After an uneventful cross-country flight, the Cessna 172 landed smoothly on the runway at the airport in Sun River, Oregon, and started to veer left.
The pilot added right rudder, but despite his actions the airplane continued to veer left.
He aborted the landing by applying full engine power, while continuing to apply the right rudder, but the airplane hit a snowbank on the left side of the runway and nosed over. It sustained substantial damage to the wings and vertical stabilizer.
The pilot told investigators the runway was coated in icy patches.
He added there were no mechanical malfunctions or failures with the airplane that would have precluded normal operation.
Probable Cause: The pilot’s failure to maintain directional control during the landing roll on a runway with icy patches, which resulted in impact with a snowbank and a subsequent nose-over.

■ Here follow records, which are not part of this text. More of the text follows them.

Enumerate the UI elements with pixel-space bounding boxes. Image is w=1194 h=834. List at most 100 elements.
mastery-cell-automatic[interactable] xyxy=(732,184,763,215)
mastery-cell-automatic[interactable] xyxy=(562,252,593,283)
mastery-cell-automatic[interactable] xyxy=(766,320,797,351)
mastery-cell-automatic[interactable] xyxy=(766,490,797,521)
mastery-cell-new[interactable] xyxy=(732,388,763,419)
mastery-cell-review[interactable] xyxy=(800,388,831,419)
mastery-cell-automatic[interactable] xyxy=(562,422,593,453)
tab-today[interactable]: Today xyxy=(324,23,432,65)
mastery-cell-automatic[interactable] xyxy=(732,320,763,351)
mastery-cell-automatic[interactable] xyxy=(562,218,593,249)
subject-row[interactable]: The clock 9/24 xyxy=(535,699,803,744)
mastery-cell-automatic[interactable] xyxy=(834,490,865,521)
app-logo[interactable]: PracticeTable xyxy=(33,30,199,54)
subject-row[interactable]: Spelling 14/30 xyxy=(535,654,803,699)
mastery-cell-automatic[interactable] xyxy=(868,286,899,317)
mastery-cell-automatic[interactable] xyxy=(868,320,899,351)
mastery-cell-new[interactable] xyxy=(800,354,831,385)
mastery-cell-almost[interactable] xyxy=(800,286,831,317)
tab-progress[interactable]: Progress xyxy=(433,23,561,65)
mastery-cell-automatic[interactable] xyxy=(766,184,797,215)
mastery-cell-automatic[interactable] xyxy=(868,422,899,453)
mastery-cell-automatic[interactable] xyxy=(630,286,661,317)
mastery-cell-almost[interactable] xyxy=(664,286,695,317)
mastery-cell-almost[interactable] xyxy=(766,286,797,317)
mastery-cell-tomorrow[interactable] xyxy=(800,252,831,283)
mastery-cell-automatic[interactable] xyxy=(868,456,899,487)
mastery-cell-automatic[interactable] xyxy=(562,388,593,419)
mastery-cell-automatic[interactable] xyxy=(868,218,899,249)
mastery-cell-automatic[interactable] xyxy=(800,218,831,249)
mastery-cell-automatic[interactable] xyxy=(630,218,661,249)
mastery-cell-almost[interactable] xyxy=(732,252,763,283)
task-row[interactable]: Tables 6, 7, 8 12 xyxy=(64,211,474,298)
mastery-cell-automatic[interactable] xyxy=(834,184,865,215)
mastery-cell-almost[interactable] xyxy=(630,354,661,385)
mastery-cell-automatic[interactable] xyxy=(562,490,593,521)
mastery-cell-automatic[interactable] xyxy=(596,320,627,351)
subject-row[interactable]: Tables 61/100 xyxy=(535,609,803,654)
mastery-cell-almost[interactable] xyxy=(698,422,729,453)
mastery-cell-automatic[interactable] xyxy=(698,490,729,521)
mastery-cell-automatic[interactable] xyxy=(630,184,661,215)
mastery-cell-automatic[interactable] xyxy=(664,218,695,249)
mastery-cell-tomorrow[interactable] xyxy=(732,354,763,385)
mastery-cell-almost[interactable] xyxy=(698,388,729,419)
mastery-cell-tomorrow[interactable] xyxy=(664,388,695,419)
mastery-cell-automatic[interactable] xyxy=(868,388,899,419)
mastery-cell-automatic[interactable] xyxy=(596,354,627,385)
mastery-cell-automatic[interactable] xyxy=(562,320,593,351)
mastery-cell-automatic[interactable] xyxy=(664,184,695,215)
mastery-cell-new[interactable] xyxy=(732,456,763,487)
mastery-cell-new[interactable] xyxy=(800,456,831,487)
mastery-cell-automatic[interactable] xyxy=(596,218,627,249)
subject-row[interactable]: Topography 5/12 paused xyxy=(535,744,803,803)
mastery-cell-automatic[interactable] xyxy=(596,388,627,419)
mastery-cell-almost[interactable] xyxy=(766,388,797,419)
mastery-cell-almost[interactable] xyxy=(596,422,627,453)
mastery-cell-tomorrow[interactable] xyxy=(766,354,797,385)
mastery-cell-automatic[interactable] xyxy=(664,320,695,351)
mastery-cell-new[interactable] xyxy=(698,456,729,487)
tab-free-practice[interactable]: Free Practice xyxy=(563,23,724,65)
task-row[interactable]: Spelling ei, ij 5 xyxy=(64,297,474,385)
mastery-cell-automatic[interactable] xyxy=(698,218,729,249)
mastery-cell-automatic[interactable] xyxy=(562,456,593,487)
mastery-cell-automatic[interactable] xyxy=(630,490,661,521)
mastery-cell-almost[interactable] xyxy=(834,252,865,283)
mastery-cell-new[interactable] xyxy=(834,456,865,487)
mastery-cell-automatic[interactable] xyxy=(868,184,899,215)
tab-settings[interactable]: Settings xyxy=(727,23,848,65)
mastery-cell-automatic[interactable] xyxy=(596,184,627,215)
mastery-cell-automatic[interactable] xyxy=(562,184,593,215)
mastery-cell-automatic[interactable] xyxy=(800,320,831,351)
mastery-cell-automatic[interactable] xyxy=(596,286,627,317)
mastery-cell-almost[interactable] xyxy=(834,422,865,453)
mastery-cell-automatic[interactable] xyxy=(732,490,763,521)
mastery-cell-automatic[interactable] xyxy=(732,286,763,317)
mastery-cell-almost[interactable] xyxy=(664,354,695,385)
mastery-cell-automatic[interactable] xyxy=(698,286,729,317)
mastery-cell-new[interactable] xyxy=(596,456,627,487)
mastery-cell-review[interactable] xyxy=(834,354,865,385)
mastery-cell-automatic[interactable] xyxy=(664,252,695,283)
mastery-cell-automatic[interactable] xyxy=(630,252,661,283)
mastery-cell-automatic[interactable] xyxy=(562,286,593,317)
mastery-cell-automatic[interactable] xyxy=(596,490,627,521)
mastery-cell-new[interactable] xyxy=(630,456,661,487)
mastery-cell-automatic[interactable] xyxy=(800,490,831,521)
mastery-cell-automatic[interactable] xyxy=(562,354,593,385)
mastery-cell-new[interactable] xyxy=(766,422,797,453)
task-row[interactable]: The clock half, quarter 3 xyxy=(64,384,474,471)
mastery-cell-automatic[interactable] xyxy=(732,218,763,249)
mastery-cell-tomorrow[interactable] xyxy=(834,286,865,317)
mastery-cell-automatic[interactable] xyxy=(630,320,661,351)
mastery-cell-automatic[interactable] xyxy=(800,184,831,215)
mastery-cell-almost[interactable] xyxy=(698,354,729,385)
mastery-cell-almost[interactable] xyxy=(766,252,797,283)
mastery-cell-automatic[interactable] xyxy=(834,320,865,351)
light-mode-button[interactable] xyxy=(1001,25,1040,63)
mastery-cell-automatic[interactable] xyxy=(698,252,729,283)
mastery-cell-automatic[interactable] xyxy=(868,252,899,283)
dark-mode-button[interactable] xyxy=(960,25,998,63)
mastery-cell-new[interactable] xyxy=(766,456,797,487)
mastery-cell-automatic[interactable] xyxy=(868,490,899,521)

To download the final report. Click here. This will trigger a PDF download to your device.
This January 2020 accident report is provided by the National Transportation Safety Board. Published as an educational tool, it is intended to help pilots learn from the misfortunes of others.
A few decades ago I landed a fairly new BEECH Musketer on a patchy ice covered runway at KSPI.
No problem until a dry section.
The brakes had locked up in flight. The plane suddenly turned 60°
Full power and rudder recovered.
Ttaxied to FBO where it was seen 5 of six plies were gone in flat spot.
An AD was issued soon afterward about parking brake engaging in flight.
I find this troubling, after reading the report to the NTSB: “The pilot’s failure to maintain directional control during the landing roll on a runway with icy patches, which resulted in impact with a snowbank and a subsequent nose-over.”
Unless I missed something, there were no NOTAMs about runway conditions (IFR flight). Nothing said about ice contamination. Automated wx reporting did not have an additional notice.
So, with a slight offset to the runway, the wind could blow you sideways, and you may not have enough rudder authority to correct for it. Therefore, you don’t have differential braking ability either. Now the single engine Cessnas I’ve flown have a nose wheel shimmy problem from time to time. So this does not tell me that the bungie broke (had it happen on a C77R on DRY pavement, and that took brakes to lockup to get it to steer right).
So we don’t know if that is what happened with this aircraft. And NTSB did not go on site.
So, had this been at DFW on a taxi-way, the NTSB findings would be different (actually happened). But this is a GA pilot without a union back him. So rubber stamp pilot error.